Contrairement aux rumeurs de « recalage » massif relayées sur les réseaux sociaux, les boursiers du programme « We Train for Gabon » poursuivent leur cursus. Entre visas techniques et immersion linguistique, retour sur les coulisses d’une formation ultra-stratégique.Dans l’arène numérique gabonaise, l’étincelle d’une rumeur peut vite embraser l’opinion. Depuis 48 heures, des articles circulant en ligne affirment que les jeunes envoyés en Australie pour le projet minier de Belinga auraient été renvoyés au pays après un échec cuisant. Une information qui, après vérification, s’avère être un raccourci trompeur masquant une réalité administrative bien plus complexe.
Le « bain linguistique » avant le fer:
Pour comprendre le retour temporaire de certains étudiants à Libreville, il faut se pencher sur le calendrier pédagogique. Le programme, baptisé « We Train for Gabon », ne commence pas directement dans les galeries minières. La première phase, effectuée sur le sol australien, était dédiée à une immersion industrielle doublée d’un renforcement intensif en anglais technique.Le bilan de cette étape est d’ailleurs jugé très satisfaisant par les responsables du projet : 31 étudiants sur 33 ont validé avec succès le TOEFL (Test of English as a Foreign Language), sésame indispensable pour suivre des cours de haut niveau en ingénierie minière. Seuls deux candidats n’ont pas atteint le score requis, un taux de réussite qui contredit frontalement la thèse du « recalage » massif.
Le casse-tête des visas : de « Training » à « Student »
Le retour de la cohorte au Gabon n’est pas une sanction, mais une contrainte légale imposée par la stricte législation australienne sur l’immigration. Le premier visa délivré était un visa dit « Training », limité à la phase de stage et d’immersion initiale.Pour entamer la seconde phase — la formation technique lourde — la loi australienne exige la détention d’un visa « Student ». Or, l’obtention de ce dernier impose contractuellement aux bénéficiaires de finaliser la procédure depuis leur pays d’origine.Sur le terrain, la situation évolue : – 18 étudiants ont déjà regagné l’Australie après l’obtention de leur nouveau titre de séjour et sont actuellement en classe pour les métiers de la mine. -Le reste de la délégation est en attente de la délivrance de ses documents administratifs à Libreville et devrait s’envoler sous peu.
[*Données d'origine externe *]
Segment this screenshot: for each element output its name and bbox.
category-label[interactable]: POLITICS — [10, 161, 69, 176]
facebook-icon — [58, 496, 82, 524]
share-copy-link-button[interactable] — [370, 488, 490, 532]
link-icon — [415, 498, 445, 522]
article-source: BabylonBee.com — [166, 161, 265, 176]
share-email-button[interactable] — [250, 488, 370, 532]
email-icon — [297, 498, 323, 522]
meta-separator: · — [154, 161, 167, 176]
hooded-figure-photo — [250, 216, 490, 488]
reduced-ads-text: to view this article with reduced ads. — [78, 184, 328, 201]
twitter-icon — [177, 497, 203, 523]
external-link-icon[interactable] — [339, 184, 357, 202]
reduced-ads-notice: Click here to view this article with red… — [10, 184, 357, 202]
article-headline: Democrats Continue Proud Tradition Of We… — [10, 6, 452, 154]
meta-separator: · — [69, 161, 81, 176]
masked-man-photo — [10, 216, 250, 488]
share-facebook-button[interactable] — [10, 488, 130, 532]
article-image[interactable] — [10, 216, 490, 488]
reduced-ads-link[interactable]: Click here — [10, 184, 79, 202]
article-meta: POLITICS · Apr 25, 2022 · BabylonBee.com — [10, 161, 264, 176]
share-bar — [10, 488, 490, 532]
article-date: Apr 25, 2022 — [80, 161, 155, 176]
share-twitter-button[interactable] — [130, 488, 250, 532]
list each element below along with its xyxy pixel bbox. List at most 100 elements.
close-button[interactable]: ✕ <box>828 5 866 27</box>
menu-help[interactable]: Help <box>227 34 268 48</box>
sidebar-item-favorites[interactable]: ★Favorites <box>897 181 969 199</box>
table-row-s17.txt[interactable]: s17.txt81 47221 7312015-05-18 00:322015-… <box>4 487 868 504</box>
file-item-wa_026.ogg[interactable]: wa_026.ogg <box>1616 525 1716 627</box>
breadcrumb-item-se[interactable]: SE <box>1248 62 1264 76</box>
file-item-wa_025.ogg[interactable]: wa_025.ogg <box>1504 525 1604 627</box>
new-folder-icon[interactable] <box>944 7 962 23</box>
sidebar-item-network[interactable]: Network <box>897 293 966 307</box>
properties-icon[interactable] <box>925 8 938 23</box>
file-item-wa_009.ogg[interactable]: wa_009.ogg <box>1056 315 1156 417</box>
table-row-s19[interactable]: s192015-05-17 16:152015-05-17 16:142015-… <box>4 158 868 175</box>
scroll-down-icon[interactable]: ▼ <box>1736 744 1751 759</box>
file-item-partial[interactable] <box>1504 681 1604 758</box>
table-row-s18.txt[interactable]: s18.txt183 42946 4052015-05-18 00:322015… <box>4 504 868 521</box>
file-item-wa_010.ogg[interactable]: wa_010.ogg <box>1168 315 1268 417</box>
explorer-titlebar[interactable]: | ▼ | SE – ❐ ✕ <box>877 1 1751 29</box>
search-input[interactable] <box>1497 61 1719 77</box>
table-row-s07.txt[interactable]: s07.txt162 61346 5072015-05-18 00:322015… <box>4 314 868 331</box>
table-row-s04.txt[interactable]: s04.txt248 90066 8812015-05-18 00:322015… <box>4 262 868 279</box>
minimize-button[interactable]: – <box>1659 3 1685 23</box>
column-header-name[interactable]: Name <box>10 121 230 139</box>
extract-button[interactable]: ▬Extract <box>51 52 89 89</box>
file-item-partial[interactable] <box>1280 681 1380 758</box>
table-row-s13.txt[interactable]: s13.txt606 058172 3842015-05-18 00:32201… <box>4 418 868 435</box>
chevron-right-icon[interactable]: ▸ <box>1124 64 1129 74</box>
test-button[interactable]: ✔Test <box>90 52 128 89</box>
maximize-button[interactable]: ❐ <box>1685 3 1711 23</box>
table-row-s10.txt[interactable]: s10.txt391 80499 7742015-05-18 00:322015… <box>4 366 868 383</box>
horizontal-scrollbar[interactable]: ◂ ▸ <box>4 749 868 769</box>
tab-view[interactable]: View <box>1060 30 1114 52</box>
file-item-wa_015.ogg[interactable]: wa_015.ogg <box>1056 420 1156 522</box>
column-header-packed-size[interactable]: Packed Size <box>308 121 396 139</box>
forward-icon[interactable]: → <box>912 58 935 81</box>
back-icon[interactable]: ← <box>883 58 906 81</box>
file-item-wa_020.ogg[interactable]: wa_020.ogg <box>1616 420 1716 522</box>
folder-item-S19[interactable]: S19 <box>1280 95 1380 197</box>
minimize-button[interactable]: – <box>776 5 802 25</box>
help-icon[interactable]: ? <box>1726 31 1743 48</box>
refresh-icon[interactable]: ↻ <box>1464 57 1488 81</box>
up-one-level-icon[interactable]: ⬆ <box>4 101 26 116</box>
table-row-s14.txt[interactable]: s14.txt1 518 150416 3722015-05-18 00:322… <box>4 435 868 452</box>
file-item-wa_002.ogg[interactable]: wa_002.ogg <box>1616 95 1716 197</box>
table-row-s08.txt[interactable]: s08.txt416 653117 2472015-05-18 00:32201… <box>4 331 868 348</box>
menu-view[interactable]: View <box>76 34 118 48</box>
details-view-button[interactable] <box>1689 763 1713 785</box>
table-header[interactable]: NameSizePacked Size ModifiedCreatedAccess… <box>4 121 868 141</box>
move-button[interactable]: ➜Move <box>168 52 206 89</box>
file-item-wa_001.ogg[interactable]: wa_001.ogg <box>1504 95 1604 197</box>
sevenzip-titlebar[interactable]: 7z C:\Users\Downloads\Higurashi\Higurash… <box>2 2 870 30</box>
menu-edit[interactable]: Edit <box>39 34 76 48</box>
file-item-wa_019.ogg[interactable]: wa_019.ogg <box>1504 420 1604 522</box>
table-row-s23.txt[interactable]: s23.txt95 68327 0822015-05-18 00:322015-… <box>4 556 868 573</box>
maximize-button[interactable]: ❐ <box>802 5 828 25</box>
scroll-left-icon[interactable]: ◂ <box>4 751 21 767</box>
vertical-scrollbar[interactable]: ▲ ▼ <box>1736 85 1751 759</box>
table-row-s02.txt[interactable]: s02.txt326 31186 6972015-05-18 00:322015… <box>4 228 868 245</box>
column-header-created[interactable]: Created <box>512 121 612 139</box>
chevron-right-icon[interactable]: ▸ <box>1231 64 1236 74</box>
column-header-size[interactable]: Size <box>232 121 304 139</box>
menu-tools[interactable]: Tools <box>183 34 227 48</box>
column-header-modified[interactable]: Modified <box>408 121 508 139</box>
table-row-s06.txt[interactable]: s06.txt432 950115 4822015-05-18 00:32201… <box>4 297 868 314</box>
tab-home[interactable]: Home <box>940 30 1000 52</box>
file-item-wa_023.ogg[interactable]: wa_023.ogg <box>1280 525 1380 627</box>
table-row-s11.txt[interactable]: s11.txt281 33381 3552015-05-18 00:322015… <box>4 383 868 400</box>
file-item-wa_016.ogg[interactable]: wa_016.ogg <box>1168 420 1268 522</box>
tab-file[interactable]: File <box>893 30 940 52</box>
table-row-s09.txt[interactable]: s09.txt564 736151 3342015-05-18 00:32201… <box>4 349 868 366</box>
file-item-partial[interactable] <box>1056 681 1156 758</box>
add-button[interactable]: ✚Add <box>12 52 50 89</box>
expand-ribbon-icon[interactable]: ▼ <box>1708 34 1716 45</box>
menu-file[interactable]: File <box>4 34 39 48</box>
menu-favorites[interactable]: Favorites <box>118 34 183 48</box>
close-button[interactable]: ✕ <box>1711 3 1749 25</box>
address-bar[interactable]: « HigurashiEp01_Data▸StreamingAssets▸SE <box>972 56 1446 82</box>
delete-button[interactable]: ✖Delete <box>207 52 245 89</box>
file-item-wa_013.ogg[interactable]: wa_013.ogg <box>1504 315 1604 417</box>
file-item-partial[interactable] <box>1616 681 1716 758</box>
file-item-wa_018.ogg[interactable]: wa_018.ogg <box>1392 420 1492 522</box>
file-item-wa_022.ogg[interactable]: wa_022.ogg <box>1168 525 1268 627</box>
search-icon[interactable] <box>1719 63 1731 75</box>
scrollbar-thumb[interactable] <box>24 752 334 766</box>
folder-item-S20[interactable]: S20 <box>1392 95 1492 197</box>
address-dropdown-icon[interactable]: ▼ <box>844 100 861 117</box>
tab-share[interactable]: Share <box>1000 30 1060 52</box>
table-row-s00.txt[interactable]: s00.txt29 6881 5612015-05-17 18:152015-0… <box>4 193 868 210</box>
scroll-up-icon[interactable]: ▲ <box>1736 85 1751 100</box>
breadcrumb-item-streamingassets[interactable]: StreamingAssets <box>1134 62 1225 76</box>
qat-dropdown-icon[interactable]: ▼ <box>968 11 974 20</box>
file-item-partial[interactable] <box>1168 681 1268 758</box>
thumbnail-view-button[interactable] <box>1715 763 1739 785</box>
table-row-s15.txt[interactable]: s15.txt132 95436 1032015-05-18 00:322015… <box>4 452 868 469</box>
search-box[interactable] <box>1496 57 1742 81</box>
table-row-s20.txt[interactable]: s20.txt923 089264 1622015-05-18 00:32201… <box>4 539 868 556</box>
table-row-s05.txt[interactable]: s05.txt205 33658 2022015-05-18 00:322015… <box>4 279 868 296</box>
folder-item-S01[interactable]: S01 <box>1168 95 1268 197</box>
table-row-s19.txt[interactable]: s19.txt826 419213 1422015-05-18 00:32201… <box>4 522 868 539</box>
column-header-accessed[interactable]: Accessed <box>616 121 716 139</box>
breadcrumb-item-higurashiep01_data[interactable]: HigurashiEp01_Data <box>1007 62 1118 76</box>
Pour les responsables du projet Belinga, les allégations d’arrêt du programme sont « inexactes ». Au-delà de la polémique, l’enjeu reste colossal : former la première élite gabonaise capable de piloter l’exploitation de l’un des plus grands gisements de fer au monde. Un défi qui, manifestement, demande autant de patience administrative que de rigueur académique.